Some of the nations in the union have at least held their own. Germany’s unemployment rate has been stable around 5.6%. Recent figures from the U.K. put its unemployment rate at 8.1% — similar to the U.S. But in Spain and Greece, the unemployment rates are well above 20%. In Portugal and Ireland, the number is about 15%. The weakest economies in the EU will not recover for years. But the large economies by GDP — Germany, France, the U.K. and Italy — will need sustained economic growth to drive demand of U.S. products and services. That will give a lift to revenue of American exporters, which in turn should create jobs.
5. China GDP Improves
China’s GDP growth moves above 9%. China remains the factory for a huge portion of the world’s goods. It is also a major consumer of commodities. A slowdown in the Chinese economy is a signal that demand for both business and consumer products in the EU, U.S. and Japan is faltering. Chinese GDP growth rate was 10.4% in 2010, much closer to its traditional growth. The number dropped to just above 9% in 2011. But in the second quarter it dropped to a very modest 7.6%, signalling China is in trouble. That was the slowest growth since the first quarter of 2009 — at the end of the Great Recession.

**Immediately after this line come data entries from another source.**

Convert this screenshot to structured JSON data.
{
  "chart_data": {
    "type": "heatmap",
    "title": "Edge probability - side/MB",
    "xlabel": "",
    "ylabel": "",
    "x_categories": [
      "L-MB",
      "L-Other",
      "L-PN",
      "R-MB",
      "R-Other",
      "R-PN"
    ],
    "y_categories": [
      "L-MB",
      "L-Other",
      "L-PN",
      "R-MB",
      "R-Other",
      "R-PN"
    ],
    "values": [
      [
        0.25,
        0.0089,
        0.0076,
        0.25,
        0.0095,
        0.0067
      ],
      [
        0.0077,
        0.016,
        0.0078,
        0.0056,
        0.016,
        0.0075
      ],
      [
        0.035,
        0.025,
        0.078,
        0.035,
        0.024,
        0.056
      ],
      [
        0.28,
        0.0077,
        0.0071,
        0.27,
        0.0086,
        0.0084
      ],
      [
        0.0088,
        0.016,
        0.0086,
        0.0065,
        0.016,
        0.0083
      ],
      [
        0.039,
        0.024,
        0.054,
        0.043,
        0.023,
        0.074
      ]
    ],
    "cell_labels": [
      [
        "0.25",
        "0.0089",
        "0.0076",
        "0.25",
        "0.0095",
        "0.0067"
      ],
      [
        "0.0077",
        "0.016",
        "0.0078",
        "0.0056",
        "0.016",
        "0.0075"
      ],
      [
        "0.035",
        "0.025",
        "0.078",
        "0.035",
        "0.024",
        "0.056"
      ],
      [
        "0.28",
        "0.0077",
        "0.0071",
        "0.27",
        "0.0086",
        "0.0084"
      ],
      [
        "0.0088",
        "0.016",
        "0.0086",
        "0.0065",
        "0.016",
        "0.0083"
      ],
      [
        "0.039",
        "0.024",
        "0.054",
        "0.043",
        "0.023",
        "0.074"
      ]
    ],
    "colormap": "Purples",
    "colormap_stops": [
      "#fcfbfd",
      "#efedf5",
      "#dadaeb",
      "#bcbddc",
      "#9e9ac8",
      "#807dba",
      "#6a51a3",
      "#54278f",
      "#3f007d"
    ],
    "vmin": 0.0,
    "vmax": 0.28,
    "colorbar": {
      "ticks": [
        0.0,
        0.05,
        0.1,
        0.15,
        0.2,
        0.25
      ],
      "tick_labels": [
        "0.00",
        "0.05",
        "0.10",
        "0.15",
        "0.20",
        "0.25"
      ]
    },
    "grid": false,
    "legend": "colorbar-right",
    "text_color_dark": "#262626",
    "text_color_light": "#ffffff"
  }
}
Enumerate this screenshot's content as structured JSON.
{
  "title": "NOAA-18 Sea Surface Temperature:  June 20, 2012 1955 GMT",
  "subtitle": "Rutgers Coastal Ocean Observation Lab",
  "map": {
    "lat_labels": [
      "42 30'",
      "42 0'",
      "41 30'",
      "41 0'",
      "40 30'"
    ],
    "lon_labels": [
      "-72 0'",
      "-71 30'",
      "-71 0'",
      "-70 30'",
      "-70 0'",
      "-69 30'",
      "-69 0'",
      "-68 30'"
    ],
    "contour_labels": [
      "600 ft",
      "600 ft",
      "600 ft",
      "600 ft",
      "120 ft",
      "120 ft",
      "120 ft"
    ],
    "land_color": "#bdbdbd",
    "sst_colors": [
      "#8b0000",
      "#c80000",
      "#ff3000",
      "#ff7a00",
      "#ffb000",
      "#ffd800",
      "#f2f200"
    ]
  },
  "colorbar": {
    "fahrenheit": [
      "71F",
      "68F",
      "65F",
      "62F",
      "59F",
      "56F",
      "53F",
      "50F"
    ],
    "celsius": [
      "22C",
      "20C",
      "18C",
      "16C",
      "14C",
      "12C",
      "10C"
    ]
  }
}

One way China contributes to global economic growth is with its rising middle class, which has become a relatively new set of consumers of imports from the U.S. Any decline in that appetite hits many American exporters. Another way China contributes to economic expansion is through its production activity. China remains the single best barometer of manufactured goods in the world. But China’s Purchasing Managers Index, a measure of factory activity, is unchanged or even contracting in recent months. When the People’s Republic government reports that PMI has moved sharply higher, and that translates into GDP growth of 10% or better, it will be another sign that an impressive global recovery is underway.